Other Immune-Mediated Adverse Reactions

In Trial 1 and 3 (n=385), the following clinically significant immune-mediated adverse reactions occurred in <2% of OPDIVO-treated patients: adrenal insufficiency, uveitis, pancreatitis, facial and abducens nerve paresis, demyeliniation, autoimmune neuropathy, motor dysfunction, and vasculitis. Across clinical trials of OPDIVO administered at doses 3 mg/kg and 10 mg/kg, additional clinically significant, immune-mediated adverse reactions were identified: hypophysitis, diabetic ketoacidosis, hypopituitarism, Guillain-Barré syndrome, and myasthenic syndrome. Based on the severity of adverse reaction, withhold OPDIVO, administer high-dose corticosteroids, and, if appropriate, initiate hormone- replacement therapy.

Embryofetal Toxicity

Based on its mechanism of action, OPDIVO can cause fetal harm when administered to a pregnant woman. Advise pregnant women of the potential risk to a fetus. Advise females of reproductive potential to use effective contraception during treatment with OPDIVO and for at least 5 months after the last dose of OPDIVO.

Lactation

It is not known whether OPDIVO is present in human milk.
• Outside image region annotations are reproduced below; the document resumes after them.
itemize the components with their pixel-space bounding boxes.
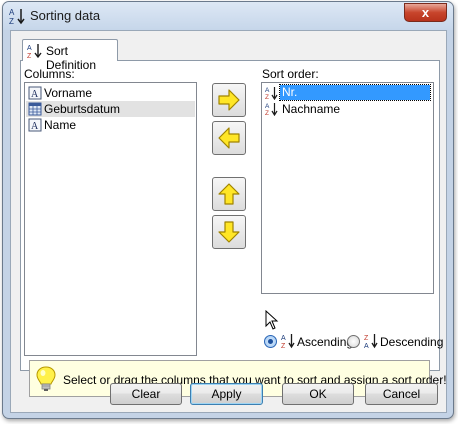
title-bar[interactable]: A Z Sorting data x	[3, 2, 453, 30]
close-button[interactable]: x	[404, 3, 447, 22]
sort-descending-icon: Z A	[364, 334, 378, 349]
close-icon: x	[421, 5, 430, 20]
remove-from-sort-button[interactable]	[212, 121, 246, 155]
sort-ascending-icon: A Z	[9, 8, 25, 25]
move-down-button[interactable]	[212, 215, 246, 249]
arrow-up-icon	[218, 183, 240, 205]
svg-text:A: A	[31, 89, 39, 100]
svg-text:Z: Z	[27, 53, 32, 59]
list-item[interactable]: A Z Nr.	[263, 84, 432, 101]
sort-order-list[interactable]: A Z Nr. A Z Nachname	[261, 82, 434, 294]
ascending-label: Ascending	[297, 335, 354, 349]
arrow-left-icon	[218, 127, 240, 149]
svg-text:A: A	[265, 87, 270, 94]
mouse-cursor-icon	[265, 310, 279, 330]
sort-ascending-icon: A Z	[265, 103, 278, 116]
svg-text:Z: Z	[265, 110, 269, 116]
sort-order-label: Sort order:	[262, 67, 319, 81]
cancel-button[interactable]: Cancel	[365, 383, 438, 405]
svg-text:A: A	[265, 103, 270, 110]
sort-ascending-icon: A Z	[27, 44, 42, 59]
svg-text:Z: Z	[281, 343, 286, 349]
lightbulb-icon	[36, 366, 56, 391]
move-up-button[interactable]	[212, 177, 246, 211]
arrow-right-icon	[218, 89, 240, 111]
text-field-icon: A	[28, 86, 42, 100]
tab-sort-definition[interactable]: A Z Sort Definition	[22, 39, 118, 72]
sort-ascending-icon: A Z	[265, 87, 278, 100]
add-to-sort-button[interactable]	[212, 83, 246, 117]
svg-text:A: A	[27, 45, 32, 52]
svg-text:A: A	[281, 335, 286, 342]
ascending-radio[interactable]	[264, 335, 277, 348]
list-item[interactable]: A Z Nachname	[263, 101, 432, 117]
sort-ascending-icon: A Z	[281, 334, 295, 349]
dialog-client-area: A Z Sort Definition Columns: A Vorname G…	[10, 30, 447, 413]
svg-text:Z: Z	[9, 17, 14, 25]
list-item[interactable]: Geburtsdatum	[26, 101, 195, 117]
date-field-icon	[28, 102, 42, 116]
ok-button[interactable]: OK	[282, 383, 354, 405]
svg-text:A: A	[364, 343, 369, 349]
list-item[interactable]: A Vorname	[26, 85, 195, 101]
apply-button[interactable]: Apply	[190, 383, 263, 405]
arrow-down-icon	[218, 221, 240, 243]
descending-label: Descending	[380, 335, 444, 349]
text-field-icon: A	[28, 118, 42, 132]
tab-label: Sort Definition	[46, 44, 97, 72]
svg-text:Z: Z	[364, 335, 369, 342]
sorting-dialog: A Z Sorting data x A Z Sort Definition C…	[2, 1, 454, 419]
svg-text:A: A	[31, 121, 39, 132]
descending-radio[interactable]	[347, 335, 360, 348]
list-item[interactable]: A Name	[26, 117, 195, 133]
columns-list[interactable]: A Vorname Geburtsdatum A Name	[24, 82, 197, 356]
sort-definition-panel: Columns: A Vorname Geburtsdatum A Name S…	[20, 60, 447, 397]
window-title: Sorting data	[30, 8, 101, 23]
clear-button[interactable]: Clear	[110, 383, 182, 405]
svg-text:Z: Z	[265, 94, 269, 100]
svg-text:A: A	[9, 8, 15, 17]
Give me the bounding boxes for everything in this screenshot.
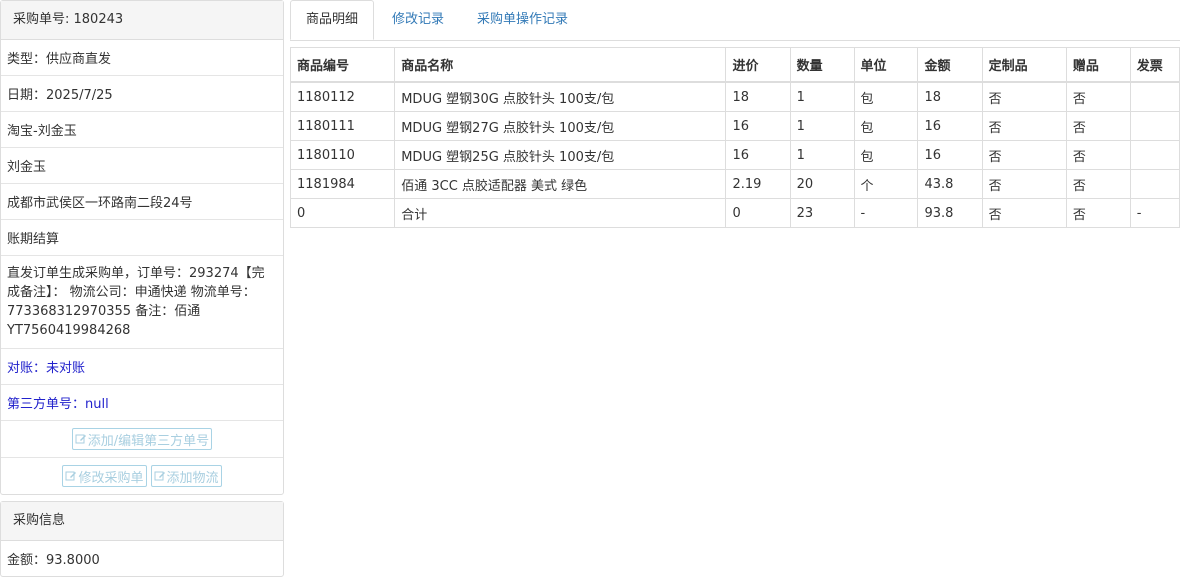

Because many drugs, including antibodies, are excreted in human milk and because of the potential for serious adverse reactions in nursing infants from OPDIVO, advise women to discontinue breastfeeding during treatment.

Serious Adverse Reactions

In Trial 1, serious adverse reactions occurred in 41% of patients receiving OPDIVO. Grade 3 and 4 adverse reactions occurred in 42% of patients receiving OPDIVO. The most frequent Grade 3 and 4 adverse drug reactions reported in 2% to <5% of patients receiving OPDIVO were abdominal pain, hyponatremia, increased aspartate aminotransferase, and increased lipase.
In Trial 3, serious adverse reactions occurred in 59% of patients receiving OPDIVO. The most frequent serious adverse drug reactions reported in ≥2% of patients were dyspnea, pneumonia, chronic obstructive pulmonary disease exacerbation, pneumonitis, hypercalcemia, pleural effusion, hemoptysis, and pain.
Common Adverse Reactions

The most common adverse reactions (≥20%) reported with OPDIVO in Trial 1 were rash (21%) and in Trial 3 were fatigue (50%), dyspnea (38%), musculoskeletal pain (36%), decreased appetite (35%), cough (32%), nausea (29%), and constipation (24%).